Things You Should Never Reveal to an AI Bot

ChatGPT has changed the way many of us work and live our day-to-day lives. According to recent stats, over 100 million of us use it every day to process over one billion queries.

But the world-conquering LLM chatbot has been described as a “privacy black hole,” with concerns about the way it treats data entered by users, which even led to it being briefly banned in Italy.

Its creator, OpenAI, makes no secret of the fact that any data entered may not be secure. As well as put to use to further train its models, possibly leading to its exposure in output to other people, it can be reviewed by humans to check for compliance with rules about how it can be used. And, of course, any data sent to any cloud service is only as secure as the provider’s security.

What all this means is that any data whatsoever entered into it should be considered public information. With this in mind, there are several things that absolutely should never be told to it – or any other public cloud-based chatbot. Let’s run through some of them:

Illegal Or Unethical Requests

Most AI chatbots have safeguards designed to prevent them from being used for unethical purposes. And if your question or request touches on activities that could be illegal, it’s possible you could find yourself in hot water. Examples of things that are definitely a bad idea to ask a public chatbot are how to commit crimes, carry out fraudulent activity, or manipulate people into taking action that could be harmful.

Many usage policies make it clear that illegal requests or seeking to use AI to carry out illegal activities could result in users being reported to authorities. These laws can vary widely depending on where you are. For example, China’s AI laws forbid using AI to undermine state authority or social stability, and the EU AI act states that “deepfake” images or videos that appear to be of real people but are, in fact, AI-generated must be clearly labeled. In the UK, the Online Safety Act makes it a criminal offense to share AI-generated explicit images without consent.

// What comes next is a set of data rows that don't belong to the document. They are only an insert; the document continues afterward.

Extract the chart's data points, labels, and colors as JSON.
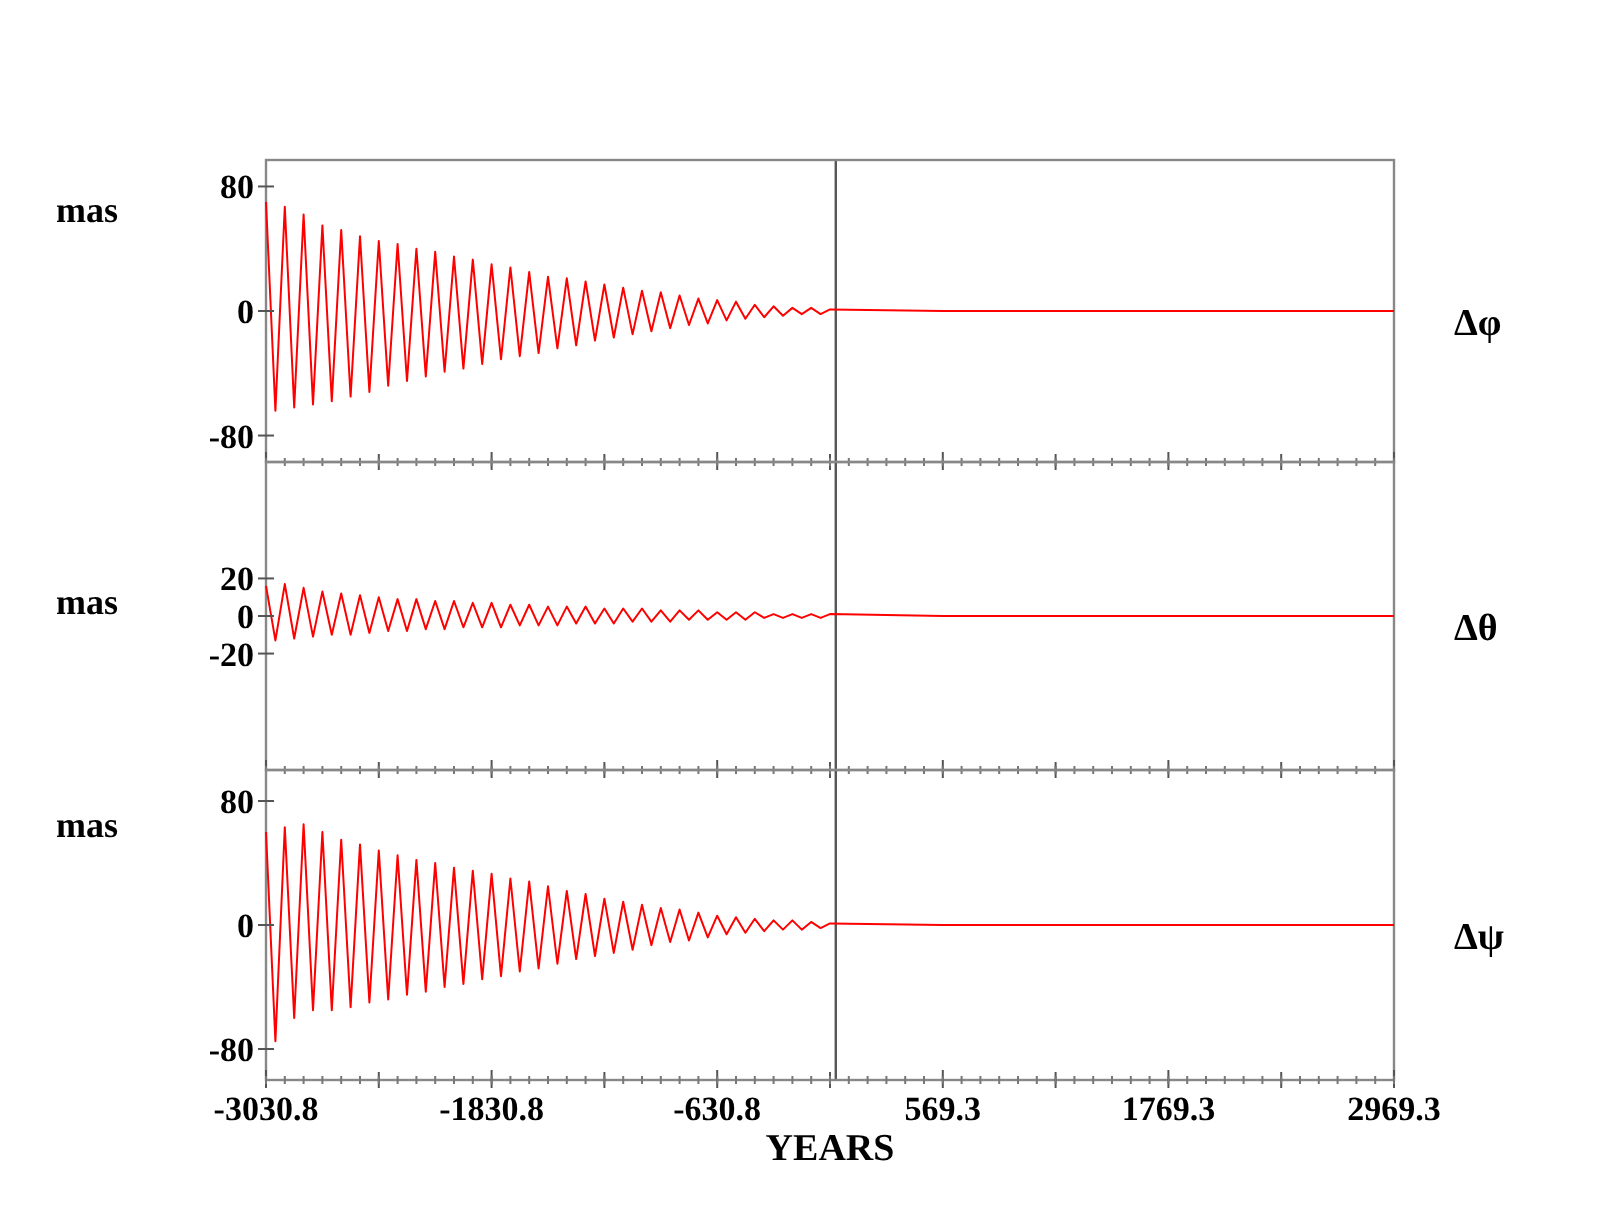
{
  "chart_data": [
    {
      "type": "line",
      "ylabel": "mas",
      "tick_labels": "y",
      "xlim": [
        -3030.8,
        2969.3
      ],
      "xticks": [
        -3030.8,
        {
          "value": -2430.8,
          "label": null
        },
        -1830.8,
        {
          "value": -1230.8,
          "label": null
        },
        -630.8,
        {
          "value": -30.8,
          "label": null
        },
        569.3,
        {
          "value": 1169.3,
          "label": null
        },
        1769.3,
        {
          "value": 2369.3,
          "label": null
        },
        2969.3
      ],
      "ylim": [
        -97,
        97
      ],
      "yticks": [
        -80,
        0,
        80
      ],
      "ref_lines": [
        {
          "axis": "x",
          "value": 0,
          "color": "#555555"
        }
      ],
      "x": [
        -3030.8,
        -2980.8,
        -2930.8,
        -2880.8,
        -2830.8,
        -2780.8,
        -2730.8,
        -2680.8,
        -2630.8,
        -2580.8,
        -2530.8,
        -2480.8,
        -2430.8,
        -2380.8,
        -2330.8,
        -2280.8,
        -2230.8,
        -2180.8,
        -2130.8,
        -2080.8,
        -2030.8,
        -1980.8,
        -1930.8,
        -1880.8,
        -1830.8,
        -1780.8,
        -1730.8,
        -1680.8,
        -1630.8,
        -1580.8,
        -1530.8,
        -1480.8,
        -1430.8,
        -1380.8,
        -1330.8,
        -1280.8,
        -1230.8,
        -1180.8,
        -1130.8,
        -1080.8,
        -1030.8,
        -980.8,
        -930.8,
        -880.8,
        -830.8,
        -780.8,
        -730.8,
        -680.8,
        -630.8,
        -580.8,
        -530.8,
        -480.8,
        -430.8,
        -380.8,
        -330.8,
        -280.8,
        -230.8,
        -180.8,
        -130.8,
        -80.8,
        -30.8,
        569.3,
        1169.3,
        1769.3,
        2369.3,
        2969.3
      ],
      "series": [
        {
          "name": "Δφ",
          "color": "#ff0000",
          "values": [
            70,
            -64,
            67,
            -62,
            62,
            -60,
            55,
            -58,
            52,
            -55,
            48,
            -52,
            45,
            -48,
            43,
            -45,
            40,
            -42,
            38,
            -39,
            35,
            -37,
            33,
            -34,
            30,
            -31,
            28,
            -29,
            25,
            -27,
            22,
            -24,
            21,
            -22,
            19,
            -19,
            17,
            -17,
            15,
            -15,
            13,
            -13,
            12,
            -11,
            10,
            -9,
            8,
            -8,
            7,
            -6,
            6,
            -5,
            4,
            -4,
            3,
            -3,
            2,
            -2,
            2,
            -2,
            1,
            0,
            0,
            0,
            0,
            0
          ]
        }
      ]
    },
    {
      "type": "line",
      "ylabel": "mas",
      "tick_labels": "y",
      "xlim": [
        -3030.8,
        2969.3
      ],
      "xticks": [
        -3030.8,
        {
          "value": -2430.8,
          "label": null
        },
        -1830.8,
        {
          "value": -1230.8,
          "label": null
        },
        -630.8,
        {
          "value": -30.8,
          "label": null
        },
        569.3,
        {
          "value": 1169.3,
          "label": null
        },
        1769.3,
        {
          "value": 2369.3,
          "label": null
        },
        2969.3
      ],
      "ylim": [
        -82,
        82
      ],
      "yticks": [
        -20,
        0,
        20
      ],
      "ref_lines": [
        {
          "axis": "x",
          "value": 0,
          "color": "#555555"
        }
      ],
      "x": [
        -3030.8,
        -2980.8,
        -2930.8,
        -2880.8,
        -2830.8,
        -2780.8,
        -2730.8,
        -2680.8,
        -2630.8,
        -2580.8,
        -2530.8,
        -2480.8,
        -2430.8,
        -2380.8,
        -2330.8,
        -2280.8,
        -2230.8,
        -2180.8,
        -2130.8,
        -2080.8,
        -2030.8,
        -1980.8,
        -1930.8,
        -1880.8,
        -1830.8,
        -1780.8,
        -1730.8,
        -1680.8,
        -1630.8,
        -1580.8,
        -1530.8,
        -1480.8,
        -1430.8,
        -1380.8,
        -1330.8,
        -1280.8,
        -1230.8,
        -1180.8,
        -1130.8,
        -1080.8,
        -1030.8,
        -980.8,
        -930.8,
        -880.8,
        -830.8,
        -780.8,
        -730.8,
        -680.8,
        -630.8,
        -580.8,
        -530.8,
        -480.8,
        -430.8,
        -380.8,
        -330.8,
        -280.8,
        -230.8,
        -180.8,
        -130.8,
        -80.8,
        -30.8,
        569.3,
        1169.3,
        1769.3,
        2369.3,
        2969.3
      ],
      "series": [
        {
          "name": "Δθ",
          "color": "#ff0000",
          "values": [
            16,
            -13,
            17,
            -12,
            15,
            -11,
            13,
            -10,
            12,
            -10,
            11,
            -9,
            10,
            -8,
            9,
            -8,
            9,
            -7,
            8,
            -7,
            8,
            -6,
            7,
            -6,
            7,
            -6,
            6,
            -5,
            6,
            -5,
            5,
            -5,
            5,
            -4,
            5,
            -4,
            4,
            -4,
            4,
            -3,
            4,
            -3,
            3,
            -3,
            3,
            -2,
            3,
            -2,
            2,
            -2,
            2,
            -2,
            2,
            -1,
            1,
            -1,
            1,
            -1,
            1,
            -1,
            1,
            0,
            0,
            0,
            0,
            0
          ]
        }
      ]
    },
    {
      "type": "line",
      "ylabel": "mas",
      "xlabel": "YEARS",
      "xlim": [
        -3030.8,
        2969.3
      ],
      "xticks": [
        -3030.8,
        {
          "value": -2430.8,
          "label": null
        },
        -1830.8,
        {
          "value": -1230.8,
          "label": null
        },
        -630.8,
        {
          "value": -30.8,
          "label": null
        },
        569.3,
        {
          "value": 1169.3,
          "label": null
        },
        1769.3,
        {
          "value": 2369.3,
          "label": null
        },
        2969.3
      ],
      "ylim": [
        -100,
        100
      ],
      "yticks": [
        -80,
        0,
        80
      ],
      "ref_lines": [
        {
          "axis": "x",
          "value": 0,
          "color": "#555555"
        }
      ],
      "x": [
        -3030.8,
        -2980.8,
        -2930.8,
        -2880.8,
        -2830.8,
        -2780.8,
        -2730.8,
        -2680.8,
        -2630.8,
        -2580.8,
        -2530.8,
        -2480.8,
        -2430.8,
        -2380.8,
        -2330.8,
        -2280.8,
        -2230.8,
        -2180.8,
        -2130.8,
        -2080.8,
        -2030.8,
        -1980.8,
        -1930.8,
        -1880.8,
        -1830.8,
        -1780.8,
        -1730.8,
        -1680.8,
        -1630.8,
        -1580.8,
        -1530.8,
        -1480.8,
        -1430.8,
        -1380.8,
        -1330.8,
        -1280.8,
        -1230.8,
        -1180.8,
        -1130.8,
        -1080.8,
        -1030.8,
        -980.8,
        -930.8,
        -880.8,
        -830.8,
        -780.8,
        -730.8,
        -680.8,
        -630.8,
        -580.8,
        -530.8,
        -480.8,
        -430.8,
        -380.8,
        -330.8,
        -280.8,
        -230.8,
        -180.8,
        -130.8,
        -80.8,
        -30.8,
        569.3,
        1169.3,
        1769.3,
        2369.3,
        2969.3
      ],
      "series": [
        {
          "name": "Δψ",
          "color": "#ff0000",
          "values": [
            60,
            -75,
            63,
            -60,
            65,
            -55,
            60,
            -55,
            55,
            -53,
            52,
            -50,
            48,
            -48,
            45,
            -45,
            42,
            -43,
            40,
            -40,
            37,
            -38,
            35,
            -35,
            33,
            -33,
            30,
            -30,
            28,
            -28,
            25,
            -25,
            22,
            -22,
            20,
            -20,
            17,
            -18,
            15,
            -16,
            13,
            -13,
            11,
            -11,
            10,
            -10,
            8,
            -8,
            6,
            -6,
            5,
            -5,
            4,
            -4,
            3,
            -3,
            3,
            -3,
            2,
            -2,
            1,
            0,
            0,
            0,
            0,
            0
          ]
        }
      ]
    }
  ]
}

Inputting requests for illegal material or information that could harm others isn’t just morally wrong; it can lead to severe legal consequences and reputational damage.

Logins And Passwords

With the rise of agentic AI, many more of us will find ourselves using AI that’s capable of connecting to and using third-party services. It’s possible that in order to do this, they need our login credentials; however, giving them access could be a bad idea. Once data has gone into a public chatbot, there’s very little control over what happens to it, and there have been cases of personal data entered by one user being exposed in responses to other users. Clearly, this could be a privacy nightmare, so as things stand, it’s a good idea to simply avoid any kind of interaction with AI that involves giving it access to usernames and accounts unless you’re entirely sure you are using a very secure system.

Financial Information

For similar reasons, it’s probably not a great idea to start putting data such as bank accounts or credit card numbers into genAI chatbots. These should only ever be entered into secure systems used for e-commerce or online banking, which have built-in safety guards like encryption and automatic deletion of data once they have been processed. Chatbots have none of these safeguards. In fact, once data goes in, there’s no way to know what will happen with it, and putting in this highly sensitive information could leave you exposed to fraud, identity theft, phishing and ransomware attacks.

Confidential Information

Everyone has a duty of confidentiality to safeguard sensitive information for which they’re responsible. Many of these duties are automatic, such as confidentiality between professionals (e.g. doctors, lawyers and accountant and their clients). But many employees also have an implied duty of confidentiality to their employers. Sharing business documents, such as notes and minutes of meetings or transactional records, could well constitute sharing trade secrets and a breach of confidentiality, as in the case involving Samsung employees in 2023. So, no matter how tempting it could be to cram them all into ChatGPT to see what sort of insights it can dig out, this isn’t a good idea unless you’re totally sure that the information is safe to share.

Medical Information

We all know that it can be tempting to ask ChatGPT to be your doctor and diagnose medical issues. But this should always be done with extreme caution, particularly given that recent updates enable it to “remember” and even pull information together from different chats to help it understand users better. None of these functions come with any privacy guarantees, so it’s best to be aware that we really have very little control over what happens to any of the information we enter. Of course, this is doubly true for health-related businesses dealing with patient information, which risk huge fines and reputational damage.

Summing Up

As with anything we put onto the internet, it’s a good idea to assume that there’s no guarantee it will remain private forever. So, it’s best not to disclose anything that you wouldn’t be happy for the world to know. As chatbots and AI agents play an increasingly big role in our lives, this will become a more pressing concern, and educating users on the risks will be an important responsibility for anyone providing this type of service. However, we should remember that we have personal responsibility, too, for taking care of our own data and understanding how to keep it safe.